The common shares represented by this proxy
card, when properly executed, will be voted in the manner directed herein. If no direction is
given, the common shares represented by this proxy card, when properly executed, will be voted FOR
the election of each of the nominees listed in Proposal Number 1 as a director of the Company and
FOR Proposal Number 2 to adopt the proposed amendments to Sections 1.04 (A) and 1.04 (B) of the
Companys Code of Regulations.
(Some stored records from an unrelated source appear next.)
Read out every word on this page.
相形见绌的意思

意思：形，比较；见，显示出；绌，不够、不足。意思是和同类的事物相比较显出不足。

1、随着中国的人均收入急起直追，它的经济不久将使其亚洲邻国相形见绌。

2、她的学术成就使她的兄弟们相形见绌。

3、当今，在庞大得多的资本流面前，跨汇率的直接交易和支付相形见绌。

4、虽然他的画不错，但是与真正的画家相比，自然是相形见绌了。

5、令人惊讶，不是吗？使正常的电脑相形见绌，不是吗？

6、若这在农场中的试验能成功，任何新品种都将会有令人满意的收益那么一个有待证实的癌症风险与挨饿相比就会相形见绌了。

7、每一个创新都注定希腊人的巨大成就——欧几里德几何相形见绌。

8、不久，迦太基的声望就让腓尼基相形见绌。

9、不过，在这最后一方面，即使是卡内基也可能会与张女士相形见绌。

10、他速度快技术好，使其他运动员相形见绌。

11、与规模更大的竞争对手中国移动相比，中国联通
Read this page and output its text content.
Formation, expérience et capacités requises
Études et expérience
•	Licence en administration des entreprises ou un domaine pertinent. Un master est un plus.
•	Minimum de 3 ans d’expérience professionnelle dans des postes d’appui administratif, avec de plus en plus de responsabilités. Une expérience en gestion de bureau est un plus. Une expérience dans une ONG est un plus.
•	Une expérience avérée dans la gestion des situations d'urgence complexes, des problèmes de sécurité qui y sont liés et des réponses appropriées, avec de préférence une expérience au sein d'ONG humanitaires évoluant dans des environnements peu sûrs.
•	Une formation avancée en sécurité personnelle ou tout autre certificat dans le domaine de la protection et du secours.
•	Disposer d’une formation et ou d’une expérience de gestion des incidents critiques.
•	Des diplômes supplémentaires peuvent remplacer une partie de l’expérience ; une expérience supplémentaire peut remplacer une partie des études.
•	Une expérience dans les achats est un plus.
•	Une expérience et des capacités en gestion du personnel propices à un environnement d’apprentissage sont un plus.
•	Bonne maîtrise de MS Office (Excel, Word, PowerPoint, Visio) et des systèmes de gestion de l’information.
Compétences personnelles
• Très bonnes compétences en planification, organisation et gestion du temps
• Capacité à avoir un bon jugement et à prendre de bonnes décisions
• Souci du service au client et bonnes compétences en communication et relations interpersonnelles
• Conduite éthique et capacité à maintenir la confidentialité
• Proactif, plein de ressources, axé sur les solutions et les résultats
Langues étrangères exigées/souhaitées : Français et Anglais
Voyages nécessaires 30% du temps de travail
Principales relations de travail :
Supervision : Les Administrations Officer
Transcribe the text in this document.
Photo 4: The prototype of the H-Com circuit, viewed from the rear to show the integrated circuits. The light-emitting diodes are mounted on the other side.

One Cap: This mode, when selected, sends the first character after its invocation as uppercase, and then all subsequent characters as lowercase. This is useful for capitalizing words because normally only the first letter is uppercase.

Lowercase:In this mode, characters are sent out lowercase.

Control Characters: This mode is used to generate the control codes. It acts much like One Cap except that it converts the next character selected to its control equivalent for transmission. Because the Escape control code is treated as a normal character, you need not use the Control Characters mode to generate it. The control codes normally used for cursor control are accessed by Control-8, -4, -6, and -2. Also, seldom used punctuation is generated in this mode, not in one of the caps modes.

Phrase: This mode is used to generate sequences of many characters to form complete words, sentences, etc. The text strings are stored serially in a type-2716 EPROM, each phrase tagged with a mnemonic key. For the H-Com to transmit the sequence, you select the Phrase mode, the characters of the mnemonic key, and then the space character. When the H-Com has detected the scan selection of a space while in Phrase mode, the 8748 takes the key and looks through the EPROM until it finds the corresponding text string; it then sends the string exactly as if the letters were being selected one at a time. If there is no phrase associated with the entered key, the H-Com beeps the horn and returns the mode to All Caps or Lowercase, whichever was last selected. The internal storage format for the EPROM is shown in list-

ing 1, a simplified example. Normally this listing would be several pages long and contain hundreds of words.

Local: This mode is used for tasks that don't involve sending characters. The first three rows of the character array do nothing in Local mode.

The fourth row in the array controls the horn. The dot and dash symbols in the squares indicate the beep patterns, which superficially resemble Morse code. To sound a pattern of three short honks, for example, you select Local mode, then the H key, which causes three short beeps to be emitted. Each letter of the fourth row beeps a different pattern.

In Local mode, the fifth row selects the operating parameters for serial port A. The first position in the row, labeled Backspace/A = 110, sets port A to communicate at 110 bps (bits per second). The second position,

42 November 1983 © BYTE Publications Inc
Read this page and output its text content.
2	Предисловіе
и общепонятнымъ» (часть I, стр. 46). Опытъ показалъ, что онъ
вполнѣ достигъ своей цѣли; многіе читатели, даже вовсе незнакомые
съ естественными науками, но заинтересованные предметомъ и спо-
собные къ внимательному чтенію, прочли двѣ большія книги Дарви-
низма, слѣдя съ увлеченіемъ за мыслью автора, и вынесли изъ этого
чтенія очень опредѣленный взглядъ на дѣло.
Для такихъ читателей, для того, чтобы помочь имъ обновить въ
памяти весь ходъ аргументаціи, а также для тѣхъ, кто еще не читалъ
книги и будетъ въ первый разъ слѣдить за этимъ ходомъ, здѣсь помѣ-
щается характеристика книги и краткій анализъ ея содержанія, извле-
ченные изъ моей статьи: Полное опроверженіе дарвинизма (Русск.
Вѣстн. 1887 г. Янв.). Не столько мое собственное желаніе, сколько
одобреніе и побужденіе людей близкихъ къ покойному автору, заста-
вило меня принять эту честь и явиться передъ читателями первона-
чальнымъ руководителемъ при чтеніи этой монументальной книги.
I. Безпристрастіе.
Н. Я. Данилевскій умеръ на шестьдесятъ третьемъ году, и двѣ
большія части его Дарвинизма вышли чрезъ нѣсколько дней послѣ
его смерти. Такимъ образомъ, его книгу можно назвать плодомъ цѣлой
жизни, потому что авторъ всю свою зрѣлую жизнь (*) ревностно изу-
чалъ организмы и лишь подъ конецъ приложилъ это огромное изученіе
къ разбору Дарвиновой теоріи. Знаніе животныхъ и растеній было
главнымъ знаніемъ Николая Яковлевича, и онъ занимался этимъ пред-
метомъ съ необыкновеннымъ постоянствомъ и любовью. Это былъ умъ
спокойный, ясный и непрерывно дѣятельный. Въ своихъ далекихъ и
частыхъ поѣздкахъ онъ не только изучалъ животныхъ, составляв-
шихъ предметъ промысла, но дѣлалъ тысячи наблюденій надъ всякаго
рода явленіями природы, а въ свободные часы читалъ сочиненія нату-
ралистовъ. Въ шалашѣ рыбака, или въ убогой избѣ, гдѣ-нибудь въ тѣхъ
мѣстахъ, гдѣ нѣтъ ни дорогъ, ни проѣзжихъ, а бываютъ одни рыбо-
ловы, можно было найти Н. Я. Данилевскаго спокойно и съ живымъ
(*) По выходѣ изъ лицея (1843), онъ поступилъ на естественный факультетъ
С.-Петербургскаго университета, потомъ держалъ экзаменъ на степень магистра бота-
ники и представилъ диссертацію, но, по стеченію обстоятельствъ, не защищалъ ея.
If any other matters are properly brought before the Annual Meeting
or any adjournment or if a nominee for election as a director named in the proxy statement is
unable to serve or for good cause will not serve, the common shares represented by this proxy card
will be voted in the discretion of the individuals designated to vote the proxy, to the extent
permitted by applicable law, on such matters or for such substitute nominee(s) as the directors may
recommend.
ALL PROXIES PREVIOUSLY GIVEN OR EXECUTED BY THE UNDERSIGNED TO VOTE THE COMMON SHARES
WHICH THE UNDERSIGNED IS ENTITLED TO VOTE AT THE ANNUAL MEETING ARE HEREBY REVOKED. The
undersigned acknowledges receipt of the accompanying Notice of Annual Meeting of Shareholders and
Proxy Statement for the June 6, 2007 meeting.
THIS PROXY IS SOLICITED ON BEHALF OF THE BOARD OF
DIRECTORS OF AIRNET SYSTEMS, INC. PLEASE ACT PROMPTLY SIGN, DATE AND MAIL YOUR PROXY CARD TODAY.